Martin Orliac, tient à rappeler que « malgré ce que beaucoup de consommateurs imaginent, le bio n’est pas synonyme de non-traitement. Tout le monde traite. En bio, le traitement des vignes va être principalement la pulvérisation de sulfate de cuivre. Un produit toxique utilisé depuis plus de cent ans... » Or, lui refuse le « retour en arrière ». « Nous croyons en la science et en le progrès », assène-t-il avant de préciser qu’il y a « toute une série de produits qui sont des poisons absolus et que l’on s’interdit d’utiliser. Simplement, le fait qu’ils soient issus de la pétrochimie n’est pas un critère en soi. » (Un rapport réalisé en décembre 2016 par le Parlement européen sur les implications pour la santé humaine de l’agriculture et l’alimentation biologiques indique que « la plupart des pesticides autorisés pour l’agriculture biologique ont une toxicité plus faible pour les consommateurs ».)
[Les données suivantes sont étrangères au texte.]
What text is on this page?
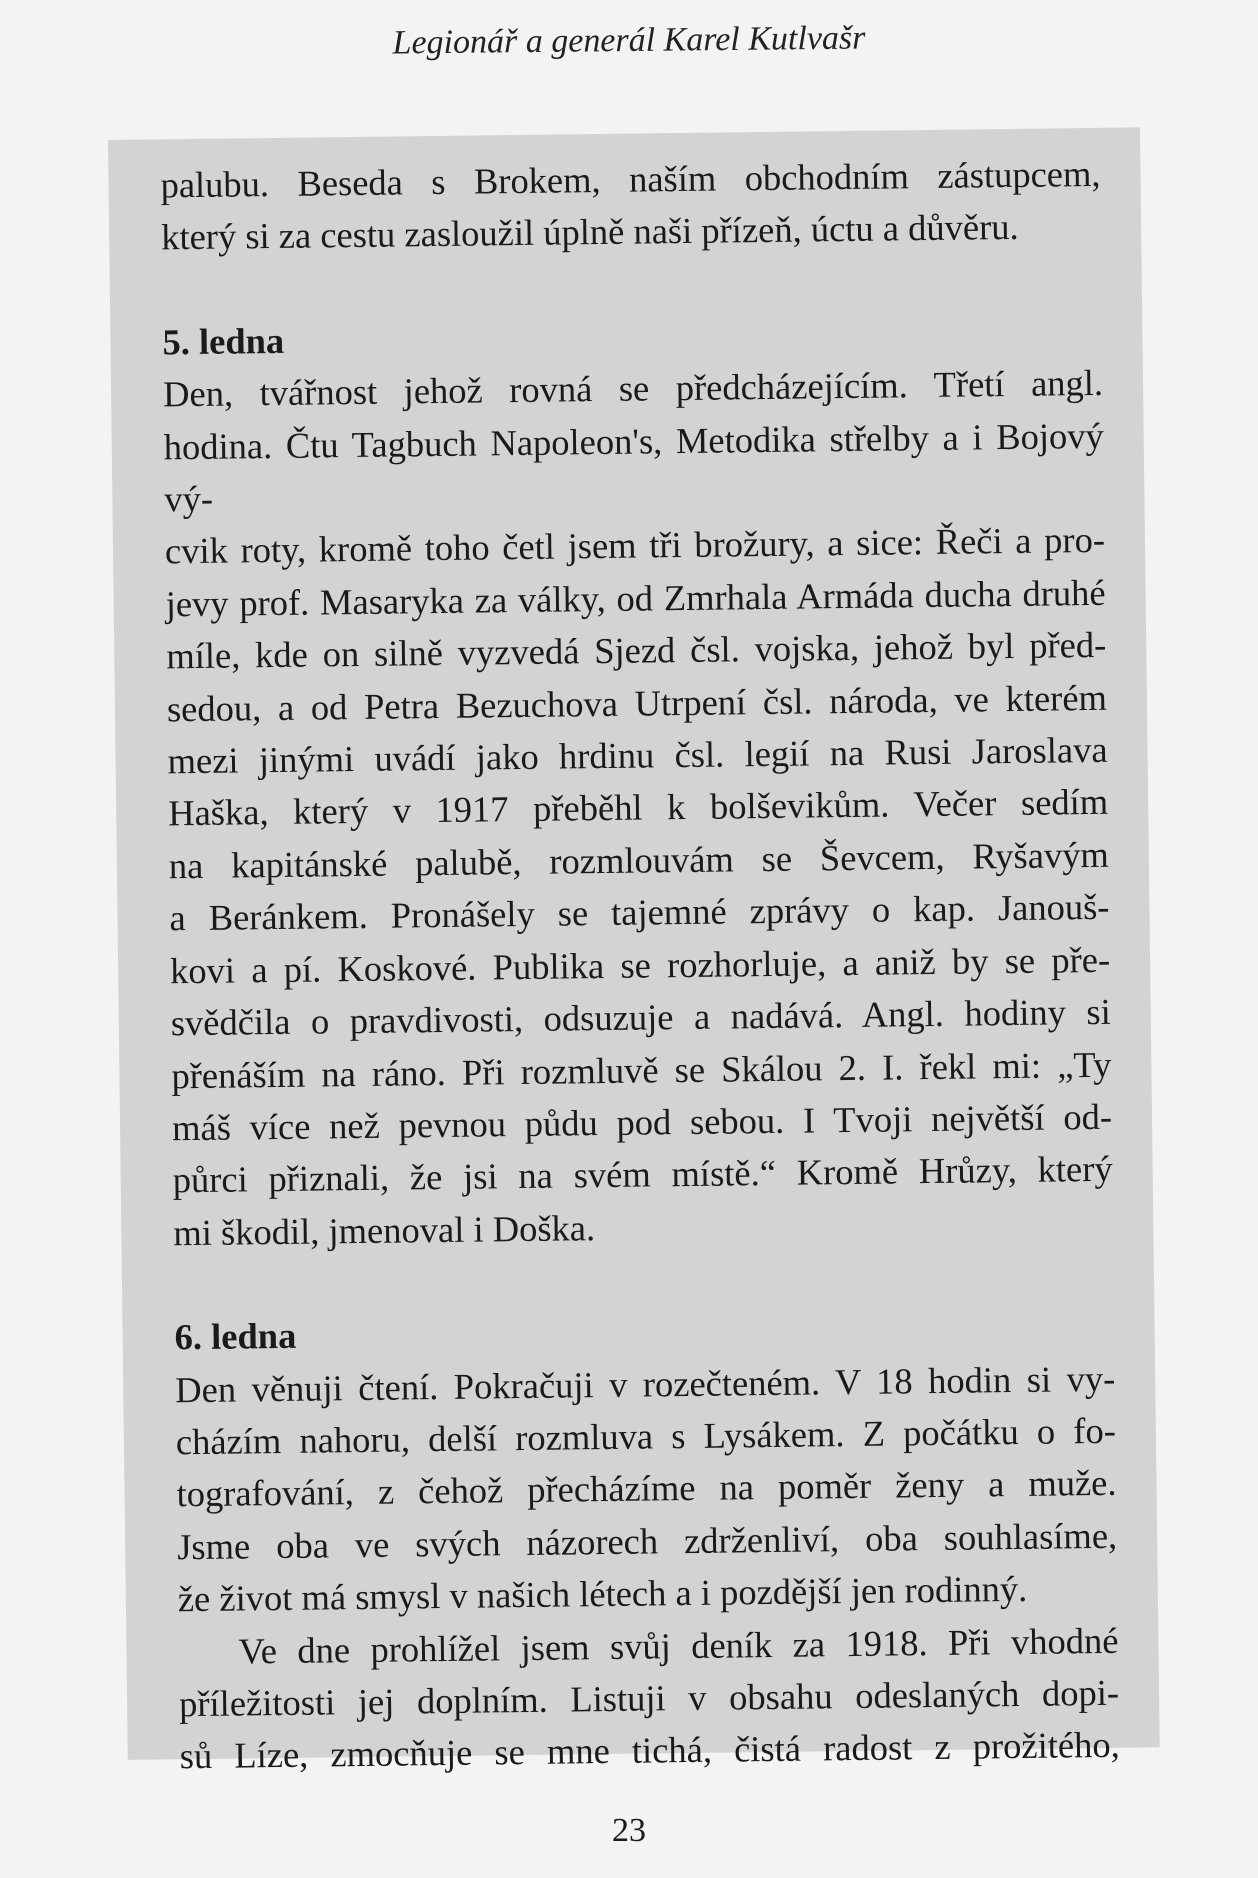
Legionář a generál Karel Kutlvašr
palubu. Beseda s Brokem, naším obchodním zástupcem,
který si za cestu zasloužil úplně naši přízeň, úctu a důvěru.
5. ledna
Den, tvářnost jehož rovná se předcházejícím. Třetí angl.
hodina. Čtu Tagbuch Napoleon's, Metodika střelby a i Bojový vý-
cvik roty, kromě toho četl jsem tři brožury, a sice: Řeči a pro-
jevy prof. Masaryka za války, od Zmrhala Armáda ducha druhé
míle, kde on silně vyzvedá Sjezd čsl. vojska, jehož byl před-
sedou, a od Petra Bezuchova Utrpení čsl. národa, ve kterém
mezi jinými uvádí jako hrdinu čsl. legií na Rusi Jaroslava
Haška, který v 1917 přeběhl k bolševikům. Večer sedím
na kapitánské palubě, rozmlouvám se Ševcem, Ryšavým
a Beránkem. Pronášely se tajemné zprávy o kap. Janouš-
kovi a pí. Koskové. Publika se rozhorluje, a aniž by se pře-
svědčila o pravdivosti, odsuzuje a nadává. Angl. hodiny si
přenáším na ráno. Při rozmluvě se Skálou 2. I. řekl mi: „Ty
máš více než pevnou půdu pod sebou. I Tvoji největší od-
půrci přiznali, že jsi na svém místě.“ Kromě Hrůzy, který
mi škodil, jmenoval i Doška.
6. ledna
Den věnuji čtení. Pokračuji v rozečteném. V 18 hodin si vy-
cházím nahoru, delší rozmluva s Lysákem. Z počátku o fo-
tografování, z čehož přecházíme na poměr ženy a muže.
Jsme oba ve svých názorech zdrženliví, oba souhlasíme,
že život má smysl v našich létech a i pozdější jen rodinný.
Ve dne prohlížel jsem svůj deník za 1918. Při vhodné
příležitosti jej doplním. Listuji v obsahu odeslaných dopi-
sů Líze, zmocňuje se mne tichá, čistá radost z prožitého,
23
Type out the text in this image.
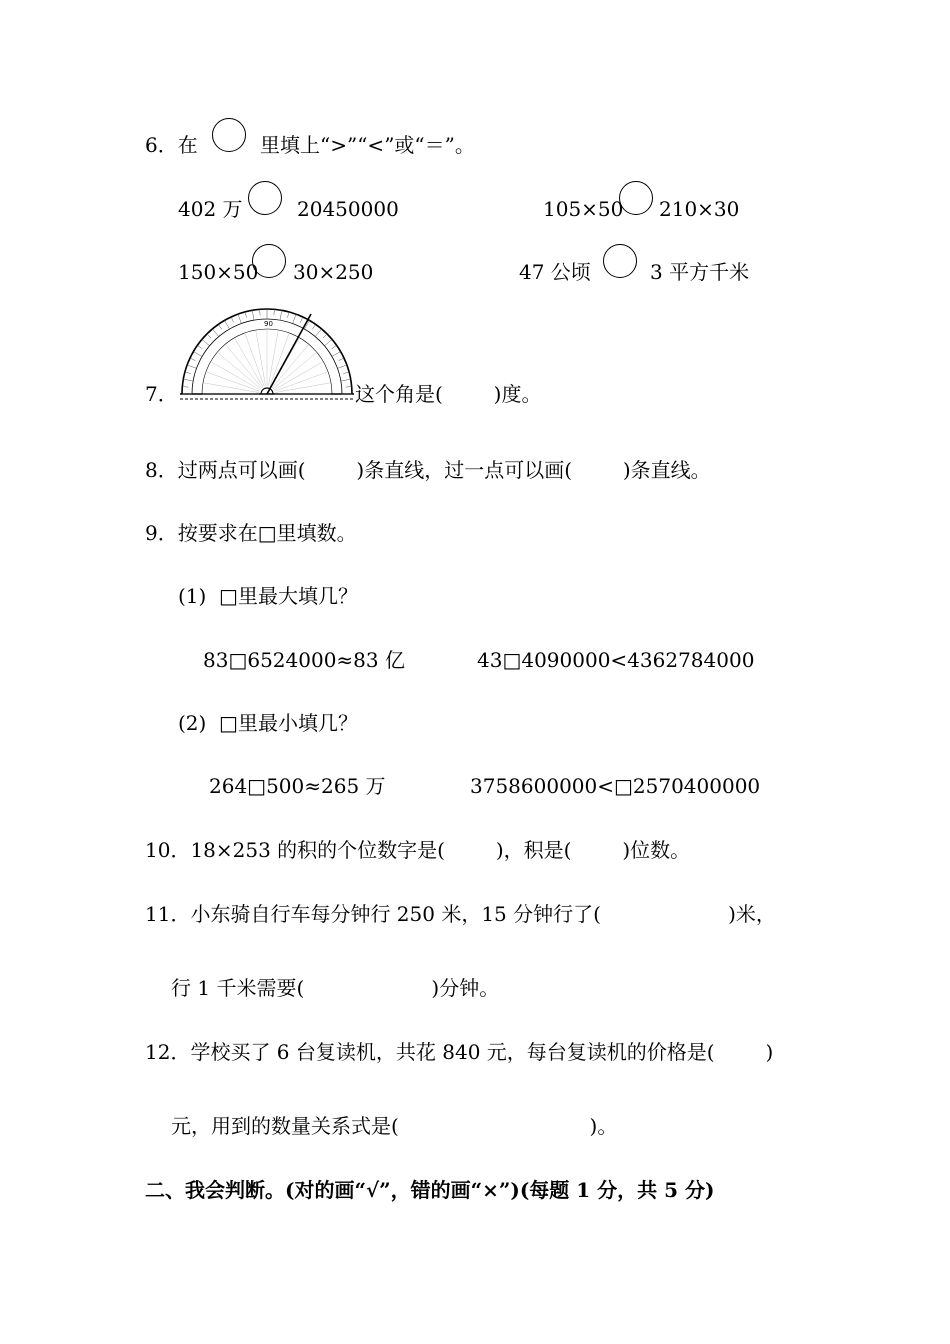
6．在	里填上“>”“<”或“＝”。
402 万	20450000	105×50 210×30
150×50 30×250	47 公顷	3 平方千米
7．
90
这个角是(        )度。
8．过两点可以画(        )条直线，过一点可以画(        )条直线。
9．按要求在□里填数。
(1)  □里最大填几？
83□6524000≈83 亿	43□4090000<4362784000
(2)  □里最小填几？
264□500≈265 万	3758600000<□2570400000
10．18×253 的积的个位数字是(        )，积是(        )位数。
11．小东骑自行车每分钟行 250 米，15 分钟行了(                    )米，
行 1 千米需要(                    )分钟。
12．学校买了 6 台复读机，共花 840 元，每台复读机的价格是(        )
元，用到的数量关系式是(                              )。
二、我会判断。(对的画“√”，错的画“×”)(每题 1 分，共 5 分)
« Uniformisation des pratiques »

Martin Orliac déplore également que l’agriculture biologique partage « un des grands défauts de l’agriculture productiviste » : l’uniformisation des pratiques agricoles sans tenir compte des spécificités de chaque territoire – la composition du sol, le climat, la culture qui a précédé la vigne à cet endroit, etc. « Une agriculture réellement écologique passe par des pratiques agricoles adaptées aux écosystèmes locaux et à la plus petite échelle possible de territoire, estime-t-il. La viticulture que l’on pratique en Languedoc est très différente de celle pratiquée en Bourgogne ou dans la Loire. »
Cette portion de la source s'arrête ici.